Psychology majors be like damn I can’t even be mad at you bc I know why you reacted the way you did
if babies “fix everything” then why can’t they hold power tools
Not to brag but I’m an expert at using laundry to accessorize the living room
13 years of marriage and my husband has never asked me to make him a salad
When does he ask for one? During a pandemic when we’ve run out of vegetables and grocery pick up is in three days
Advice for life:
1. Be kind.
2. Be brave.
3. Make sure your garage door is all the way up before backing out.
What’s up with all these idiots on TV trying to talk to ghosts? I don’t even wanna talk to the living.
“People want to drink a panic attack.” — inventor of 5 Hour Energy
There needs to be some universal way to say “it smelled like that when I went in there” when exiting a bathroom. I’m tired of paying for other people’s crimes.
80 years ago we would have all been institutionalized and I think that’s beautiful
Thank so much for putting the empty cereal box back in the pantry. Now I get to have disappointment for breakfast..

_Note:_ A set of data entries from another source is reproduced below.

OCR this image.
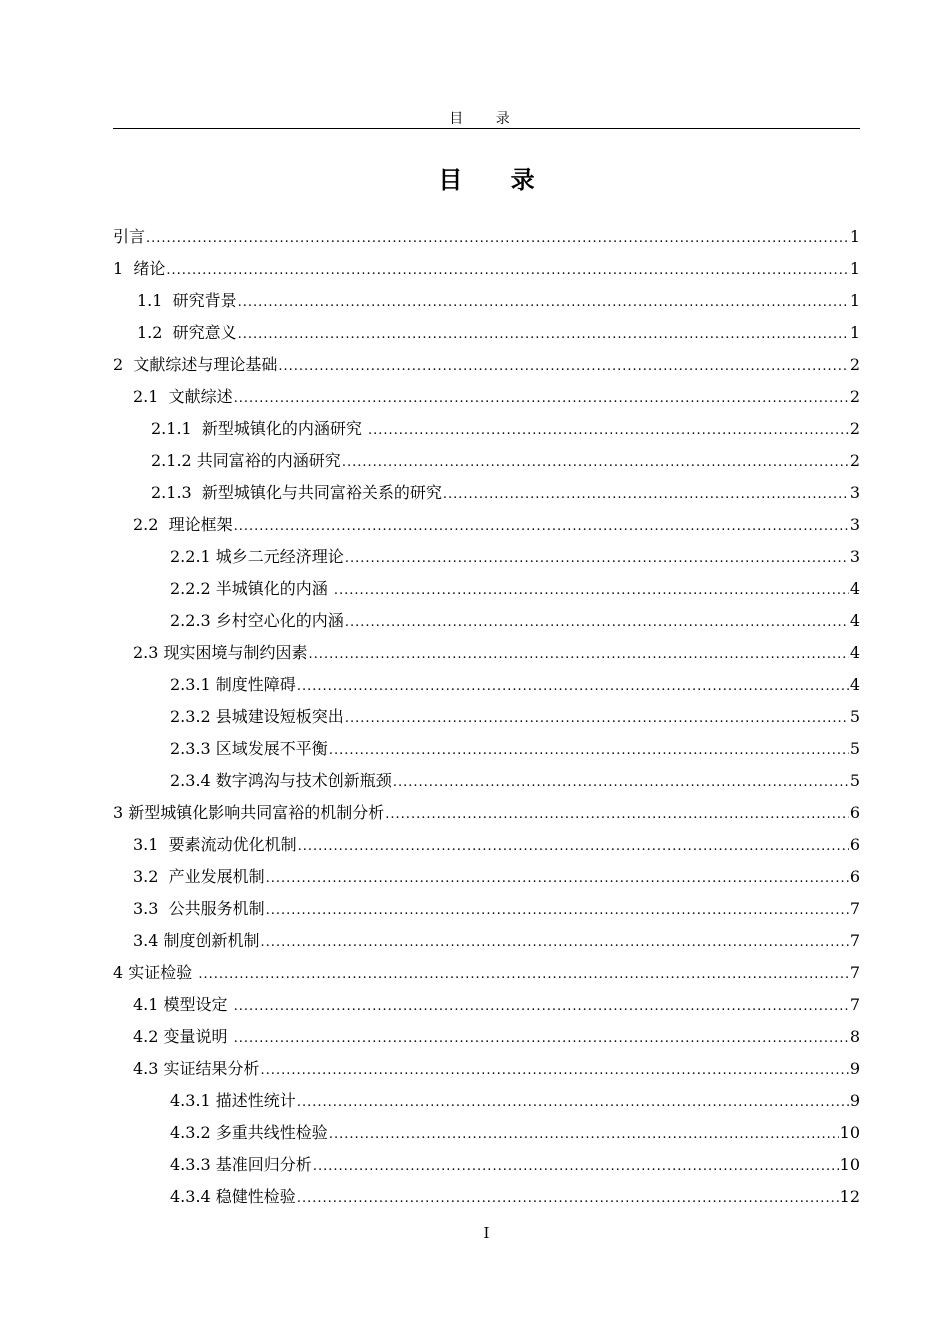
目 录
目 录
引言 .....	1
1  绪论 .....	1
1.1  研究背景 .....	1
1.2  研究意义 .....	1
2  文献综述与理论基础 .....	2
2.1  文献综述 .....	2
2.1.1  新型城镇化的内涵研究 .....	2
2.1.2 共同富裕的内涵研究 .....	2
2.1.3  新型城镇化与共同富裕关系的研究 .....	3
2.2  理论框架 .....	3
2.2.1 城乡二元经济理论 .....	3
2.2.2 半城镇化的内涵 .....	4
2.2.3 乡村空心化的内涵 .....	4
2.3 现实困境与制约因素 .....	4
2.3.1 制度性障碍 .....	4
2.3.2 县城建设短板突出 .....	5
2.3.3 区域发展不平衡 .....	5
2.3.4 数字鸿沟与技术创新瓶颈 .....	5
3 新型城镇化影响共同富裕的机制分析 .....	6
3.1  要素流动优化机制 .....	6
3.2  产业发展机制 .....	6
3.3  公共服务机制 .....	7
3.4 制度创新机制 .....	7
4 实证检验 .....	7
4.1 模型设定 .....	7
4.2 变量说明 .....	8
4.3 实证结果分析 .....	9
4.3.1 描述性统计 .....	9
4.3.2 多重共线性检验 .....	10
4.3.3 基准回归分析 .....	10
4.3.4 稳健性检验 .....	12
I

Today, I got gas for $1.59/gallon…
Unfortunately, it was from Taco Bell.
Jurassic Park taught me not to exploit dinosaur labor.
Shout out to the racoon or drunk person messing with my trashcans right now. Thank you for laughs, making me feel more sober than I am, and making me double check my doors are locked.
worst time to be eaten by wolves is obviously the full moon. usually when something bites you, you can at least say “that sucked, but i know what did it. heres the situation.” full moon wolf bite? you’ve gotta be wondering “this could’ve been a guy named derek.” humiliating.